Once the important topics of sandwiches and coffee are exhausted, conversation moves on to the growth of the women’s sport, which Austin believes is at a pivotal moment.

‘If we work it really well we won’t be controlled by just one event,’ he says. ‘Men’s cycling is controlled by one event.

‘The alpha and omega is the Tour de France and whether you get a budget or not is down to whether you race the Tour or not.

‘That’s it. That’s the business concept, and it just doesn’t make sense. Whereas women’s cycling, proper elite women’s cycling, is only 20 years old, which means there’s more opportunity to shape it.’

It’s clear, though, that the people responsible for developing women’s cycling aren’t all on the same page.

There’s a tug-of-war between those who want the same as the men have, and those who want to create something unique.

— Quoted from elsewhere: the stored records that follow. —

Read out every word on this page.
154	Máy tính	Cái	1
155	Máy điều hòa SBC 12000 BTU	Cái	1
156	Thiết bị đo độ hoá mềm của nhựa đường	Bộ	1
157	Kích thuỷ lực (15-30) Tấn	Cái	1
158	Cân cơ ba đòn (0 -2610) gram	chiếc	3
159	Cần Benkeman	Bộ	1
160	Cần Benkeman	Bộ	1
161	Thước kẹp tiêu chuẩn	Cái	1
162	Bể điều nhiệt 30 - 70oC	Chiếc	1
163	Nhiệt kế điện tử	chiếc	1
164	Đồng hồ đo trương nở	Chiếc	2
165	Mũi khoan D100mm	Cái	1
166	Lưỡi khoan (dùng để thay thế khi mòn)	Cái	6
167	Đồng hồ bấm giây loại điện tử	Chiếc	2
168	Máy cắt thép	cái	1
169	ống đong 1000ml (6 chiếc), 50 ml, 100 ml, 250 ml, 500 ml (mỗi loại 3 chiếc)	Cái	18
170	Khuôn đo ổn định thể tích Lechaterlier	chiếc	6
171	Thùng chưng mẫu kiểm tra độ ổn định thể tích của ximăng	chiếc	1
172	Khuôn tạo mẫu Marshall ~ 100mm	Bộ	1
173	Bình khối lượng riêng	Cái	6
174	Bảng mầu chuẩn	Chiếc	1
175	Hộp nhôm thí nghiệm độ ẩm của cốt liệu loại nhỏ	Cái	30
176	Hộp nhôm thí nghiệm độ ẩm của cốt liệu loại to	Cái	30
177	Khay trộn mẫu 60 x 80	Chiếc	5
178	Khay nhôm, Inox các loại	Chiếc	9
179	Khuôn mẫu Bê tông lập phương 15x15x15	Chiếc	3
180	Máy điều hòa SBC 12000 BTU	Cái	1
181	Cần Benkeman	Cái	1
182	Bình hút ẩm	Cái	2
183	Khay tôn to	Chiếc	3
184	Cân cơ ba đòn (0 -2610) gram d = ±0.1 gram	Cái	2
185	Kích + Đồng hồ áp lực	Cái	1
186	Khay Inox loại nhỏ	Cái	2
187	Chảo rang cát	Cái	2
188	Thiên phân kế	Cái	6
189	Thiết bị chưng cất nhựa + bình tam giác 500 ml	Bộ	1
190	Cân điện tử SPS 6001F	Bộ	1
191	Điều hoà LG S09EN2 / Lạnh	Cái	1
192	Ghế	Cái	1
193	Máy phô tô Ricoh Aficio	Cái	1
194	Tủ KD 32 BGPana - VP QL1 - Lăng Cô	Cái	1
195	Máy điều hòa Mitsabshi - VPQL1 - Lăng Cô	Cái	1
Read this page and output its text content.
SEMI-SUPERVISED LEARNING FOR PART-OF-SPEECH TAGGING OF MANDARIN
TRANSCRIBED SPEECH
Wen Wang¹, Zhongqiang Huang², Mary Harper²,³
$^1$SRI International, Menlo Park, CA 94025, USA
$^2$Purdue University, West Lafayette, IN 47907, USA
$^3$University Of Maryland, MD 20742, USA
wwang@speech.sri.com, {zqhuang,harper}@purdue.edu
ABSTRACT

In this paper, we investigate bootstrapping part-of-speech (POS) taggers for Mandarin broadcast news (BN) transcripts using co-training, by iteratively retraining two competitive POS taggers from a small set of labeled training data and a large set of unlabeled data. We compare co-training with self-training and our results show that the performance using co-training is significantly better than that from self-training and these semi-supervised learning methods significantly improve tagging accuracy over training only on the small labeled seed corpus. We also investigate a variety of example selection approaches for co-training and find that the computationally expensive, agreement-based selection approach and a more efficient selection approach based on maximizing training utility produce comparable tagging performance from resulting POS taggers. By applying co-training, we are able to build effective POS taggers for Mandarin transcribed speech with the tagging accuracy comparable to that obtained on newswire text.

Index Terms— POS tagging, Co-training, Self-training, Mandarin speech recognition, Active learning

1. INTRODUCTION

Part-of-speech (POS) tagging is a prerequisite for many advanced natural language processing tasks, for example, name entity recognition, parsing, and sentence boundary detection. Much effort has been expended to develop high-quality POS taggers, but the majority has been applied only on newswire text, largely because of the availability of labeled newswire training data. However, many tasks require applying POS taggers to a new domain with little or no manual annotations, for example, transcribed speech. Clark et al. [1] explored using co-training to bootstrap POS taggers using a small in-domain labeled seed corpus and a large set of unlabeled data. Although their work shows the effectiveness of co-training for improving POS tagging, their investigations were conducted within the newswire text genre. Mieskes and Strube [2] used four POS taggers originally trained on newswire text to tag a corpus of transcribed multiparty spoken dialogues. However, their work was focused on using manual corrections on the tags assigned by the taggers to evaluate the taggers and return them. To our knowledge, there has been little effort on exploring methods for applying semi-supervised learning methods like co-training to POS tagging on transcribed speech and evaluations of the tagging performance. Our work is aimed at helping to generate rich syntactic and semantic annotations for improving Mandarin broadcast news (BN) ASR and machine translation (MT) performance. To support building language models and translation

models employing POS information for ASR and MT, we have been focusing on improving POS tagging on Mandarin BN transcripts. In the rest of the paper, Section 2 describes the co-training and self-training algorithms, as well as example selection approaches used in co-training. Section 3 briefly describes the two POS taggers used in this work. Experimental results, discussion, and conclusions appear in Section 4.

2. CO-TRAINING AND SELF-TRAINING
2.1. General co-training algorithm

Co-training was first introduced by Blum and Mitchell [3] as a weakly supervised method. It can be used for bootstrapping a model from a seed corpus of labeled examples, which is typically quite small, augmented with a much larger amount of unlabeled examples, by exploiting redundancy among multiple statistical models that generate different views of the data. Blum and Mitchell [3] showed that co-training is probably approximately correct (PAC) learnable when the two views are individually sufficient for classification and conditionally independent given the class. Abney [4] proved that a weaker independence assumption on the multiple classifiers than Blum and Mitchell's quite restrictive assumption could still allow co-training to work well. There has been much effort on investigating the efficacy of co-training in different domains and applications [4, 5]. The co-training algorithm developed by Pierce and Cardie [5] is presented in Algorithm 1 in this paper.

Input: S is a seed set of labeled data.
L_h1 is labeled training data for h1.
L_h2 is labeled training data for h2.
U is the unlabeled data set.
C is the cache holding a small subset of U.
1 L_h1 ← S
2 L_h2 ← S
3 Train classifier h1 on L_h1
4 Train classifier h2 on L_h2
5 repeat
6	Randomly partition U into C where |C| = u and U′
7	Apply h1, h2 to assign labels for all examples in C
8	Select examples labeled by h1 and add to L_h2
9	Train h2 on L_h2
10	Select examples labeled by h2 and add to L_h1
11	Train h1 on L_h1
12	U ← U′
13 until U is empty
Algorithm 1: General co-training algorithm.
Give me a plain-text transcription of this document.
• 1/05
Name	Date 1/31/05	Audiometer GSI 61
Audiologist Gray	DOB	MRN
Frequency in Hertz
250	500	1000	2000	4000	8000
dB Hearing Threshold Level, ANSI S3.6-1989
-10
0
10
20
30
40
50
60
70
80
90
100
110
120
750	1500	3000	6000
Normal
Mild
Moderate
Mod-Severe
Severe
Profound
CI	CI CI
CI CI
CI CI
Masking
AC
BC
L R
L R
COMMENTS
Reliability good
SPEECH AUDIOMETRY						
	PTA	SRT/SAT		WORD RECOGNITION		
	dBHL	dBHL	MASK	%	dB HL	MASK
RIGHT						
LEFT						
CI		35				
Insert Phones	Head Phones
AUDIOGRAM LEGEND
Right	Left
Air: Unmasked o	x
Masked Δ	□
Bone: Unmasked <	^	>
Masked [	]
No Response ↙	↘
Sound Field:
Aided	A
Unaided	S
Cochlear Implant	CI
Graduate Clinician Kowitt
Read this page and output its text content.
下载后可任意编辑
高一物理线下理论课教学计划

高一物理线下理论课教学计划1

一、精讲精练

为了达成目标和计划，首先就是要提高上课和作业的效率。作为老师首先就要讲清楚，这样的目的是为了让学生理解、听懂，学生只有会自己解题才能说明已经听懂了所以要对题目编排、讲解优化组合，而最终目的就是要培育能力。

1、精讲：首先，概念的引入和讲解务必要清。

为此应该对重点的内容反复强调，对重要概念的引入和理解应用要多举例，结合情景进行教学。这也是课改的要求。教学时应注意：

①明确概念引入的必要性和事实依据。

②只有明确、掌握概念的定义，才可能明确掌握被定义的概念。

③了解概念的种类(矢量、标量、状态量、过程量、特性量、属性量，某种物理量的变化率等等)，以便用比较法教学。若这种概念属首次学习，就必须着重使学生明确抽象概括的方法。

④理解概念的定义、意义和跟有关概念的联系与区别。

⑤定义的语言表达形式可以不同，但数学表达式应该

‘People say we need to make the races longer, and when you ask why, no one knows,’ says Austin. ‘It’s just because that’s the way it’s done with the men.

‘My hope is that not everyone falls into that trap. As a team, we have quite a lot to do with mountain biking [Ferrand-Prevot is a former mountain biking world champion], and because it’s a young sport they are constantly trying new things.

‘You’re able to ask the athletes what they want, what they want to see, instead of just following what the men do.’

As we get towards the pointy end of the race, the last few climbs split the bunch into several groups.

We’re quite far back in the convoy and Austin isn’t sure if his radio communications are getting through to the riders.

‘We could be out of radio range we’re so far back. They need to let us past.’ He gestures agitatedly at the commissaire’s car.

‘Eventually, after some tough negotiation, the commissaires allow us to drive past the group of riders towards the back of the race.

Austin is on the radio: ‘Stay together. Find security in each other,’ he tells his riders.

The attacks for the Queen of the Mountain points are causing erratic behaviour in the bunch and the finish line is in view.

But today, like yesterday, isn’t their day. The stage comes down to a bunch sprint, with Sarah Roy of Mitchelton-Scott taking the win.

The best placed of the Canyon-Sram team, Alice Barnes, can only manage 15th place.

‘It was quite messy and there was a bit of poor communication between us I guess,’ says Barnes back at the camper.

‘We need to get better at it. It’s something that’s happening a bit too much. Hopefully we can speak about it and improve it and get the results I think we deserve.’

It feels as though Canyon-Sram is a team that really does deserve to get the results.

It’s one that Niewiadoma commends as being multinational and not ‘judgey’; one that Ferrand-Prevot credits for helping bring her back from the edge of quitting her cycling career.

It’s a team where sponsors strive to do things differently, which in the minds of the management and riders is key to the future growth and success of women’s cycling.